22世紀からやって来たネコ型ロボットのドラえもんと主人公・のび太の日常が描かれた『ドラえもん』は、藤子・F・不二雄氏により1969年に小学館の雑誌で連載が始まった。
ドラえもんといえば、四次元ポケットから取り出す“ひみつ道具”を駆使して主人公・のび太を助けるのがお決まりの流れだが、実は、そんなドラえもん自身にも驚きの機能がたくさん隠されていた。
現在ではなくなってしまった機能も多いのだが、連載初期には驚きの機能が満載だったドラえもん。今回はそんな連載初期に見られた、ドラえもんのハイスペックぶりを紹介していこう。
■引っ張ると透明化!? 途中でなくなった“しっぽの機能”
ドラえもんをはじめとした登場人物たちの秘密がわかる『ドラえもん大事典』(小学館)には、彼のしっぽは「スイッチになってる。引っぱると、あらゆる機能が停止する」と書かれている。しかし実は、初期設定ではまったく違う機能が搭載されていたのをご存じだろうか?

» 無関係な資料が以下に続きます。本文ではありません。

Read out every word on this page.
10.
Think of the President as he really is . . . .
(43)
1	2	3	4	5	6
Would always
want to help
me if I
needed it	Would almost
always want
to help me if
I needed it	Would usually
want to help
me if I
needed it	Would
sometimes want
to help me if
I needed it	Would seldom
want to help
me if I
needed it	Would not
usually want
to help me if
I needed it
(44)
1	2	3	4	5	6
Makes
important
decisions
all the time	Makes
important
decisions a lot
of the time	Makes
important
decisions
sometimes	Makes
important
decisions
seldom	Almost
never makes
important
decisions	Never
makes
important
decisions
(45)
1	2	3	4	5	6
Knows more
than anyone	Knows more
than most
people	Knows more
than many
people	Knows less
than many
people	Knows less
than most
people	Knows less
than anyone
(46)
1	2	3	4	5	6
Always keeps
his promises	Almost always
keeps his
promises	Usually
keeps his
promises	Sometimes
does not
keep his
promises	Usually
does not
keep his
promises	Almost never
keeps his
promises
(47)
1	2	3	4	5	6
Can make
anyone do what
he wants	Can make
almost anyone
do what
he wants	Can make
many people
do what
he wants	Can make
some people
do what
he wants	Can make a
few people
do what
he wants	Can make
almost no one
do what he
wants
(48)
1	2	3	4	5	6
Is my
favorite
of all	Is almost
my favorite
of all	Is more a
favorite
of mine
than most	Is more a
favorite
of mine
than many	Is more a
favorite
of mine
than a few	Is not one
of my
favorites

その驚きの機能が、なんと「引っぱると透明化する」というもの。実際にコミックス第3巻「ああ、好き、好き、好き!」のエピソードでは、のび太にしっぽを引っぱってもらい、まさに透明になるドラえもんが描かれている。
しかし、このハイスペックな機能は残念ながら現在はないようだ。作者の藤子氏は、ドラえもんの透明化する機能を“なかったことにした”と『映画 2112年 ドラえもん誕生』のなかで明かしている。その理由について、「主人公がピンチになるたびにしっぽを引っぱって消えるんじゃ面白くも何ともない」と語っていたようだ。
“便利すぎるから”という理由で設定変更された、このドラえもんのハイスペック機能。透明化機能がついたままのドラえもんだったら、今とは違うエピソードが見られたかもしれない……!?
■「タイムマシン」は必要ない…!? 生身の体で超空間を移動
ドラえもんといえば、未来や過去を行き来できる“ひみつ道具”「タイムマシン」が有名だろう。しかし『藤子・F・不二雄大全集』第1巻の「愛妻ジャイ子!?」のエピソードでは、その身1つで超空間を移動するドラえもんの姿が描かれていた。
通常ならば「タイムマシン」が停められているのび太の机の引き出しのなかへピョンと入ったドラえもんは、そのまま超空間を漂って未来へたどり着いている。
ちなみに、“ひみつ道具”の「タイムベルト」を使用すれば超空間を行き来することは可能だが、このときのドラえもんは「タイムベルト」を着用していない。つまり初期のころは、生身の体で超空間を泳いで行き来できるという設定だったらしいのだ。
令和の今、ドラえもんが過去や未来に行くときには必ずといっていいほど「タイムマシン」が使われているが、上記に挙げた「透明化」のように“便利すぎた”から仕様変更されたのではないか?と思う。